Es ist ein prächtiges, ein auffälliges Postwertzeichen, und Zwirn kauft gleich ein Dutzend der Marken. Er kennt natürlich das Porto für einen Luftpostbrief und hat auch längst schon gelernt, die zwei Zeichen für sein Heimatland korrekt auf den Umschlag zu schreiben. Und nicht nur diese beiden. Für einen Anfänger sind das sehr komplizierte Zeichen. Jeden Tag lernt er ein paar neue hinzu. Es hilft ihm dabei, sein schon bei früheren Gelegenheiten erwiesenes Talent, bildliche Vorlagen verlässlich im Hirn abspeichern und dann noch Wochen später fast originalgetreu reproduzieren zu können. Zwirn selbst nennt das spöttisch seinen »ganz persönlichen Anteil am humanen Affenerbe«. Allerdings wünscht er sich an manchen Tagen und nach vielen zerknüllten Blättern im Papierkorb, die chinesische Schrift wäre von ihrer Struktur her so übersichtlich angelegt wie, sagen wir, die streng abstrakten Kunstwerke von Kasimir Malewitsch, denen früher seine Aufmerksamkeit gehörte.

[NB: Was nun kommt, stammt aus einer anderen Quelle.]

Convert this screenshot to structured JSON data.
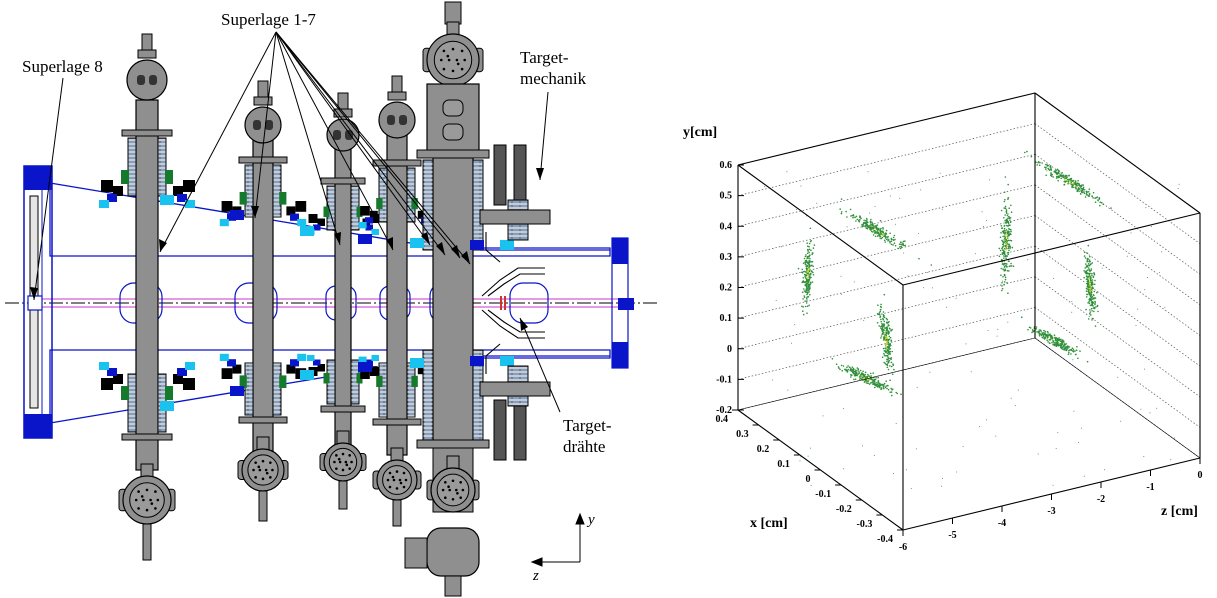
{
  "schematic": {
    "labels": {
      "superlayer8": "Superlage 8",
      "superlayers17": "Superlage 1-7",
      "targetmech_1": "Target-",
      "targetmech_2": "mechanik",
      "targetwires_1": "Target-",
      "targetwires_2": "drähte"
    },
    "axes": {
      "y": "y",
      "z": "z"
    },
    "colors": {
      "steel": "#8f8f8f",
      "dark": "#555555",
      "blue": "#0a14c8",
      "cyan": "#19c2ef",
      "green": "#157a2c",
      "beam": "#cc33cc",
      "coil": "#9dc8ff"
    }
  },
  "plot": {
    "axis_titles": {
      "y": "y[cm]",
      "x": "x [cm]",
      "z": "z [cm]"
    },
    "y_ticks": [
      "-0.2",
      "-0.1",
      "0",
      "0.1",
      "0.2",
      "0.3",
      "0.4",
      "0.5",
      "0.6"
    ],
    "x_ticks": [
      "-0.4",
      "-0.3",
      "-0.2",
      "-0.1",
      "0",
      "0.1",
      "0.2",
      "0.3",
      "0.4"
    ],
    "z_ticks": [
      "-6",
      "-5",
      "-4",
      "-3",
      "-2",
      "-1",
      "0"
    ],
    "point_color": "#2f8f3a",
    "core_color": "#c9d22a"
  }
}
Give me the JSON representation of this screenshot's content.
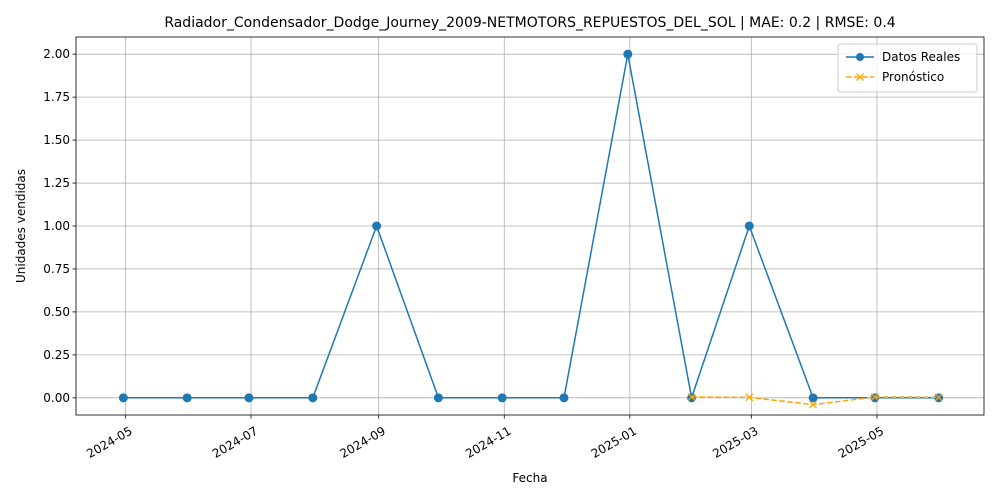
{
  "chart_data": {
    "type": "line",
    "title": "Radiador_Condensador_Dodge_Journey_2009-NETMOTORS_REPUESTOS_DEL_SOL | MAE: 0.2 | RMSE: 0.4",
    "xlabel": "Fecha",
    "ylabel": "Unidades vendidas",
    "x_range": [
      "2024-04-07",
      "2025-06-22"
    ],
    "ylim": [
      -0.1,
      2.1
    ],
    "x_ticks": [
      "2024-05",
      "2024-07",
      "2024-09",
      "2024-11",
      "2025-01",
      "2025-03",
      "2025-05"
    ],
    "y_ticks": [
      "0.00",
      "0.25",
      "0.50",
      "0.75",
      "1.00",
      "1.25",
      "1.50",
      "1.75",
      "2.00"
    ],
    "grid": true,
    "legend_position": "top-right",
    "series": [
      {
        "name": "Datos Reales",
        "color": "#1f77b4",
        "marker": "circle",
        "linestyle": "solid",
        "x": [
          "2024-04-30",
          "2024-05-31",
          "2024-06-30",
          "2024-07-31",
          "2024-08-31",
          "2024-09-30",
          "2024-10-31",
          "2024-11-30",
          "2024-12-31",
          "2025-01-31",
          "2025-02-28",
          "2025-03-31",
          "2025-04-30",
          "2025-05-31"
        ],
        "values": [
          0,
          0,
          0,
          0,
          1,
          0,
          0,
          0,
          2,
          0,
          1,
          0,
          0,
          0
        ]
      },
      {
        "name": "Pronóstico",
        "color": "#ffa500",
        "marker": "x",
        "linestyle": "dashed",
        "x": [
          "2025-01-31",
          "2025-02-28",
          "2025-03-31",
          "2025-04-30",
          "2025-05-31"
        ],
        "values": [
          0.005,
          0.003,
          -0.04,
          0.005,
          0.003
        ]
      }
    ]
  }
}
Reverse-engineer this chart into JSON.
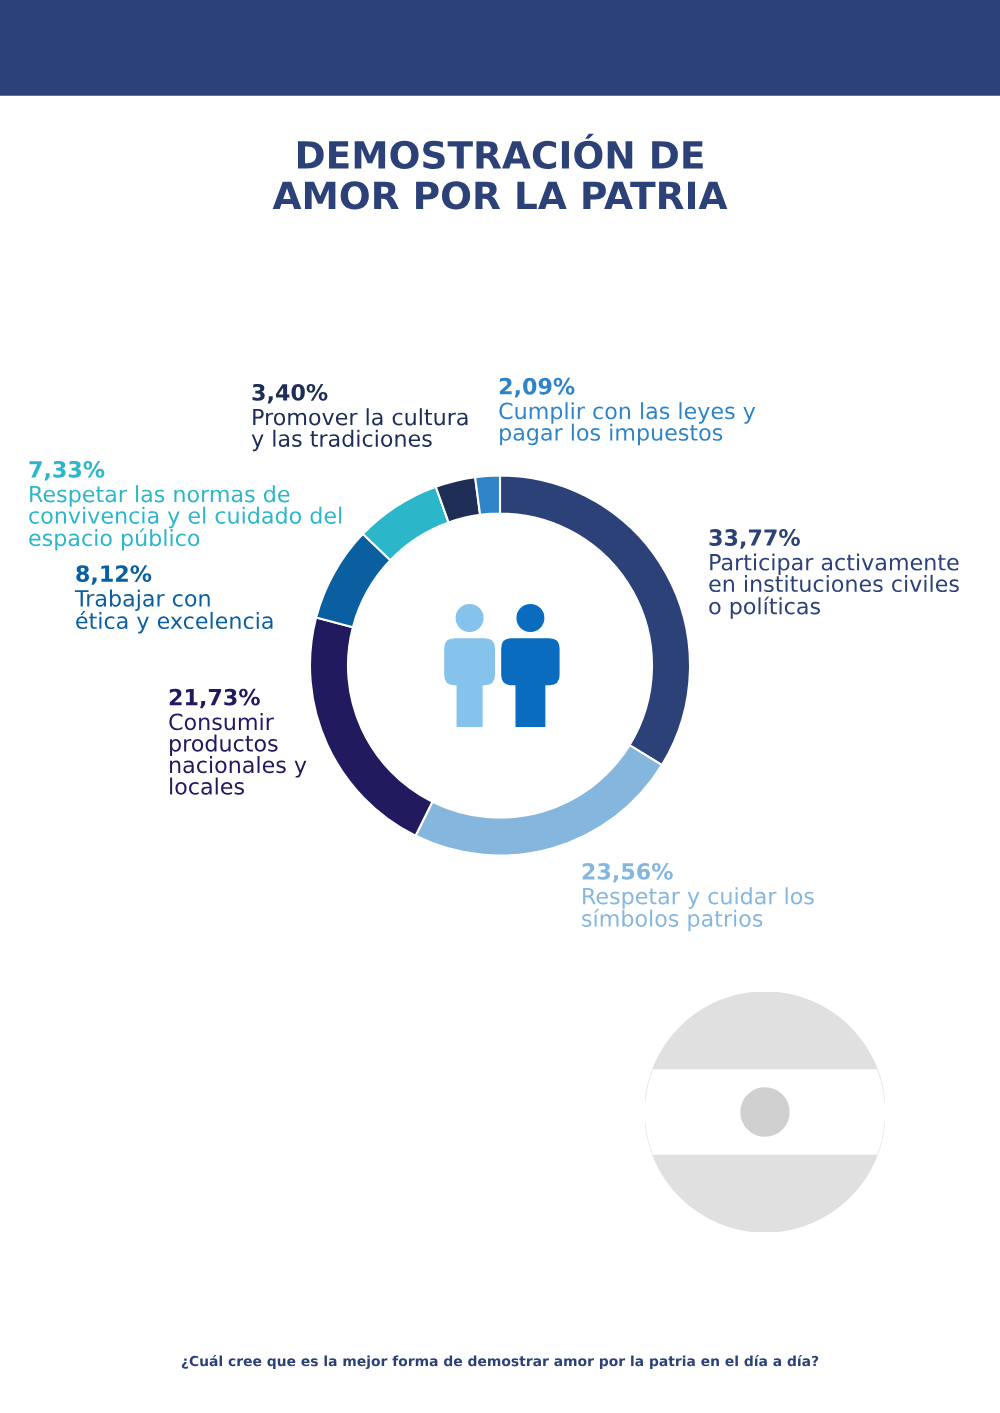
{
  "chart_data": {
    "type": "donut",
    "title": "DEMOSTRACIÓN DE\nAMOR POR LA PATRIA",
    "categories": [
      "Participar activamente\nen instituciones civiles\no políticas",
      "Respetar y cuidar los\nsímbolos patrios",
      "Consumir\nproductos\nnacionales y\nlocales",
      "Trabajar con\nética y excelencia",
      "Respetar las normas de\nconvivencia y el cuidado del\nespacio público",
      "Promover la cultura\ny las tradiciones",
      "Cumplir con las leyes y\npagar los impuestos"
    ],
    "values": [
      33.77,
      23.56,
      21.73,
      8.12,
      7.33,
      3.4,
      2.09
    ],
    "value_labels": [
      "33,77%",
      "23,56%",
      "21,73%",
      "8,12%",
      "7,33%",
      "3,40%",
      "2,09%"
    ],
    "colors": [
      "#2c4177",
      "#85b6de",
      "#221a5e",
      "#0a5fa0",
      "#2bb6c9",
      "#1e2e57",
      "#2f84c7"
    ],
    "annotations": [
      "¿Cuál cree que es la mejor forma de demostrar amor por la patria en el día a día?"
    ]
  }
}
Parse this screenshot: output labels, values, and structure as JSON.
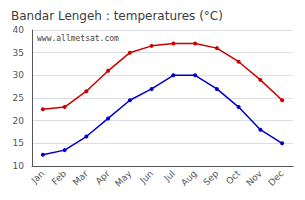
{
  "chart_data": {
    "type": "line",
    "title": "Bandar Lengeh : temperatures (°C)",
    "categories": [
      "Jan",
      "Feb",
      "Mar",
      "Apr",
      "May",
      "Jun",
      "Jul",
      "Aug",
      "Sep",
      "Oct",
      "Nov",
      "Dec"
    ],
    "series": [
      {
        "color": "#cc0000",
        "marker": "circle",
        "values": [
          22.5,
          23.0,
          26.5,
          31.0,
          35.0,
          36.5,
          37.0,
          37.0,
          36.0,
          33.0,
          29.0,
          24.5
        ]
      },
      {
        "color": "#0000cc",
        "marker": "circle",
        "values": [
          12.5,
          13.5,
          16.5,
          20.5,
          24.5,
          27.0,
          30.0,
          30.0,
          27.0,
          23.0,
          18.0,
          15.0
        ]
      }
    ],
    "ylim": [
      10,
      40
    ],
    "yticks": [
      10,
      15,
      20,
      25,
      30,
      35,
      40
    ],
    "grid": true,
    "annotations": [
      "www.allmetsat.com"
    ]
  }
}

Um sicherzugehen, beim Adressieren keinen Fehler gemacht zu haben, zeigt Zwirn den Umschlag einer Kollegin, Expertin für Vasen aus der späten Ming-Dynastie, mit der er sich in der vorgestrigen Nacht nach zwei Walzern über klassisches Aktzeichnen unterhalten und deren Russisch sich selbst zu vorgeschrittener Stunde noch als sehr brauchbar erwiesen hat.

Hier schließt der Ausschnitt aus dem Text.